There is a paper by Paolo Gasti and Kasper Bonne Rasmussen from the University of California which looks at the storage formats used by various passwords managers - they do highlight some issues with Keepass 2.x format, but these have been fixed since the paper was published.
There was also a tool released, KeeFarce which claimed to be able to extract passwords from memory of running Keepass instances.
However, I can't find any evidence of an independent security analysis being carried out against the code. I can't find any evidence of one against PasswordSafe, which is probably the most direct competitor either.

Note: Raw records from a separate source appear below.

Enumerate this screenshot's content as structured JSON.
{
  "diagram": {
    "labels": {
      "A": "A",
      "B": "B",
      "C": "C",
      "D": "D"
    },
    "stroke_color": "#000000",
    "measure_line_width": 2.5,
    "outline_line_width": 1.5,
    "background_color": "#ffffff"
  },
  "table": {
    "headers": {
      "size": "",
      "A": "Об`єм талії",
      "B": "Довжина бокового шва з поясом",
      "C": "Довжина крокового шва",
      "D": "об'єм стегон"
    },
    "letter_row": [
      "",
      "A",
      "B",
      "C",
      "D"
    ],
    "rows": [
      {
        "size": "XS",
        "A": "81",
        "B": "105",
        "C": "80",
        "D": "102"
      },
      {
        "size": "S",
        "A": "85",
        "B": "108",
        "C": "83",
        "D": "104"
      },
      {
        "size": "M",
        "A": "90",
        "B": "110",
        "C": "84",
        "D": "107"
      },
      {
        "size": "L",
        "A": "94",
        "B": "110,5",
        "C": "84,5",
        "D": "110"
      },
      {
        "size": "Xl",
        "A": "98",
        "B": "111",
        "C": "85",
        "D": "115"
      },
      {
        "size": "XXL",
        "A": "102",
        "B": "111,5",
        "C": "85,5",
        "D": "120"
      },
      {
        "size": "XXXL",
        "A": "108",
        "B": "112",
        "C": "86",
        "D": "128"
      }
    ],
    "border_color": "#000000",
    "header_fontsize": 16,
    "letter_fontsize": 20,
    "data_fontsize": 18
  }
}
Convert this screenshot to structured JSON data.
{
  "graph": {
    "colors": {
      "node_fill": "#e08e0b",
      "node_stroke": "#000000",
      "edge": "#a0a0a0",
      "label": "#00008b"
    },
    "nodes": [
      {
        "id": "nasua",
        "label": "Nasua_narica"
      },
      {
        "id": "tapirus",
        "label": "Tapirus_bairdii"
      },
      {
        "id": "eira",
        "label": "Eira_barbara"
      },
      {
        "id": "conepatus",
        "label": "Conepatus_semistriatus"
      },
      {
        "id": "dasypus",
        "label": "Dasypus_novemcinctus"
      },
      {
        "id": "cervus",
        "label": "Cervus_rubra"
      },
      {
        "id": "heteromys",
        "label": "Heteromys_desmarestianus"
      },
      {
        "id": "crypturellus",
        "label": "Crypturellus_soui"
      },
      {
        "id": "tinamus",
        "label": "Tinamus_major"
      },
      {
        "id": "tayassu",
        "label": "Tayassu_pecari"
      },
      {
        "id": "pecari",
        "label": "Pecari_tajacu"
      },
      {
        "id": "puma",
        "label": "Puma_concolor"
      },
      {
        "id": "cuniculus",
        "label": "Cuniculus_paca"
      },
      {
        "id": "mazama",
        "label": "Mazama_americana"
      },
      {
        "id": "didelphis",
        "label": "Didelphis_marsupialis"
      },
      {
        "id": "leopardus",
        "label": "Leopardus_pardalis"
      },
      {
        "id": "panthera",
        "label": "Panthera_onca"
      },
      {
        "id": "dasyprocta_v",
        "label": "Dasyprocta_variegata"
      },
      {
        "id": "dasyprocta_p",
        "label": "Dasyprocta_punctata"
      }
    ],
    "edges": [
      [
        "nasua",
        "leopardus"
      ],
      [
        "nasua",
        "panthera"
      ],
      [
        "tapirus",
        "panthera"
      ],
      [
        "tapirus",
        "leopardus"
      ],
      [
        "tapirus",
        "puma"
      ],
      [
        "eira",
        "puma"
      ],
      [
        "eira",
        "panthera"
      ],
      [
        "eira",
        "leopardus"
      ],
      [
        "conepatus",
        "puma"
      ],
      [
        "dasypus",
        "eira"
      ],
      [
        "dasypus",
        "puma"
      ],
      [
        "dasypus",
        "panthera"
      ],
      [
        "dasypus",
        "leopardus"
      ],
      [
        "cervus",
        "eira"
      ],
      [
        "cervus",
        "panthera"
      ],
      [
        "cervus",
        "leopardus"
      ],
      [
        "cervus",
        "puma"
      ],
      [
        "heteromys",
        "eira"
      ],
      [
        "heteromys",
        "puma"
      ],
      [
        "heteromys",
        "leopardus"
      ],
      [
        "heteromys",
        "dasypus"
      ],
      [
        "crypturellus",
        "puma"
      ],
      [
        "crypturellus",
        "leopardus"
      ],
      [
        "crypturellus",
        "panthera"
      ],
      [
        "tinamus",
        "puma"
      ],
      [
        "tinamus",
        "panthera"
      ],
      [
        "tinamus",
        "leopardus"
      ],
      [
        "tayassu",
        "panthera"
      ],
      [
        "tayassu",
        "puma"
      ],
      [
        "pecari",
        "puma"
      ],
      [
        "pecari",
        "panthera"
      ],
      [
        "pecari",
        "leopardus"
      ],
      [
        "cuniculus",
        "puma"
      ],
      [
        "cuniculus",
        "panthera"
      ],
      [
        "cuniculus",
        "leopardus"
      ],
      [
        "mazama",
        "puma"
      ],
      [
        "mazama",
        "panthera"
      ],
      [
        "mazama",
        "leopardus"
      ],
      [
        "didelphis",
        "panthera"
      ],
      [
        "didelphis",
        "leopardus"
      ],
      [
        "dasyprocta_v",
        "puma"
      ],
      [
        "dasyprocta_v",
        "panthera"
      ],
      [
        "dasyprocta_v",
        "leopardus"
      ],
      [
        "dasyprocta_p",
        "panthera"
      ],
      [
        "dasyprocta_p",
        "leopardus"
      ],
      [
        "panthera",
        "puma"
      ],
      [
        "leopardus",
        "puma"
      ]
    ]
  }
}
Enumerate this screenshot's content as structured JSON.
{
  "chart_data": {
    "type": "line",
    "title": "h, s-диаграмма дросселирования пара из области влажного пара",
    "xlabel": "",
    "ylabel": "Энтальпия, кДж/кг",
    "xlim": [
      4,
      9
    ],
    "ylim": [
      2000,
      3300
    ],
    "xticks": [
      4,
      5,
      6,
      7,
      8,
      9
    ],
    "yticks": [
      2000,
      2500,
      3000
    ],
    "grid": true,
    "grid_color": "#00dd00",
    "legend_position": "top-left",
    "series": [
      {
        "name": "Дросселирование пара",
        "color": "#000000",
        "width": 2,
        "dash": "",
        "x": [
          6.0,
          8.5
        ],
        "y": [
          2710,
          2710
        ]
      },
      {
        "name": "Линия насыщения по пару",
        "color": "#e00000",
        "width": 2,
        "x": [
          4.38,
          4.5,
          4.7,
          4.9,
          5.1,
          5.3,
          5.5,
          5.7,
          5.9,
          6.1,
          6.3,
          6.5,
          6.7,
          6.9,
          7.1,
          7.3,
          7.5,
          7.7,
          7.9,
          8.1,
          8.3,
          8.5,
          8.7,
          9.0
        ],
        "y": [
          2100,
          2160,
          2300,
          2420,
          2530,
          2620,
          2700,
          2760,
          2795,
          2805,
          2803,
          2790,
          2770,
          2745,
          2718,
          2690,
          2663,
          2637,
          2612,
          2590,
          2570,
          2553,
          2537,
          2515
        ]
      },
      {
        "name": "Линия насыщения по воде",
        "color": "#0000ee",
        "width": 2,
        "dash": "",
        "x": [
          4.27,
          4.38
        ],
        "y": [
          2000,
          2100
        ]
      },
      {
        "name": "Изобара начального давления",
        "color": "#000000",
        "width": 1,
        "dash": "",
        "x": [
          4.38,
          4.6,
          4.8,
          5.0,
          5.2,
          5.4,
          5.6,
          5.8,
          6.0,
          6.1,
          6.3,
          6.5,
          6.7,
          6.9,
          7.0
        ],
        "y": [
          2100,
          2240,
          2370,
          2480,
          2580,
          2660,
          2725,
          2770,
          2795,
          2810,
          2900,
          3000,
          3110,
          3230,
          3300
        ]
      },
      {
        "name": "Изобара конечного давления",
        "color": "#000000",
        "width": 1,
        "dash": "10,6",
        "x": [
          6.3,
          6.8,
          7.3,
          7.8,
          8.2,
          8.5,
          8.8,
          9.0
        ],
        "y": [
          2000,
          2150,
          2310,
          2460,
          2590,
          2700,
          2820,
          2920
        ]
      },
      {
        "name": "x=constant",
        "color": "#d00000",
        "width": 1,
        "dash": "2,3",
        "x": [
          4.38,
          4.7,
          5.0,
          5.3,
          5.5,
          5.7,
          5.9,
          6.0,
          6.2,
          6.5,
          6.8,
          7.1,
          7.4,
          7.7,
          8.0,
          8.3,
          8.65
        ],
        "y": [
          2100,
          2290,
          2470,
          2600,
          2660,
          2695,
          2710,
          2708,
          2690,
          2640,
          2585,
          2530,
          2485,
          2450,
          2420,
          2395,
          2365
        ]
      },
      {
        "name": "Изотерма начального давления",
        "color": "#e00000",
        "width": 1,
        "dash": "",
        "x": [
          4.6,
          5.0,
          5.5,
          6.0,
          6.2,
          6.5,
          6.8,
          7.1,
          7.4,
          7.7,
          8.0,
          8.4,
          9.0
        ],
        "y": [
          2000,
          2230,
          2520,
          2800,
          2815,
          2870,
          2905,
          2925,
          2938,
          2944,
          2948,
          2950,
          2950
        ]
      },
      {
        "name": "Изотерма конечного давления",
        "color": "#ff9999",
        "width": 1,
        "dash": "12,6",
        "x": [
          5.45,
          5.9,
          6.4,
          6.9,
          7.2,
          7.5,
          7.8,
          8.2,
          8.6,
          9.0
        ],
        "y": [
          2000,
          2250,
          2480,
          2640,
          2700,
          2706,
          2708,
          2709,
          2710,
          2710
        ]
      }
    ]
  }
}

In this case, though, I suspect that even a password safe with local flaws (e.g. in-memory data being recoverable) is better than repeating passwords across multiple sites, given the most common attack vectors. It is rare for non-nation-state/espionage attackers to go after specific passwords. They tend to go for database dumps with lots of different passwords in, looking for potentially useful data they can use to gain value, in the form of more useful sites, or in goods. Even an unencrypted text file with site-specific passwords in, stored on your local system (please don't do this!) offers good protection against this attack method, compared with memorising one really strong password and using it everywhere. Clearly, this wouldn't apply if the safe was sending password data out to a third party, but this is also easier to check - run the application on a machine connected through a monitoring switch, and see if it sends anything you aren't expecting during use.
I would be all for an independent security analysis of various open-source password safe systems, but this does require specialist knowledge, and to be repeated if there are major changes to any part of the codebase. This is probably out of the budget for any lone open-source developer. Until then, I would rather people use a unique password for each site they log into, and even a flawed local implementation is probably overall more secure.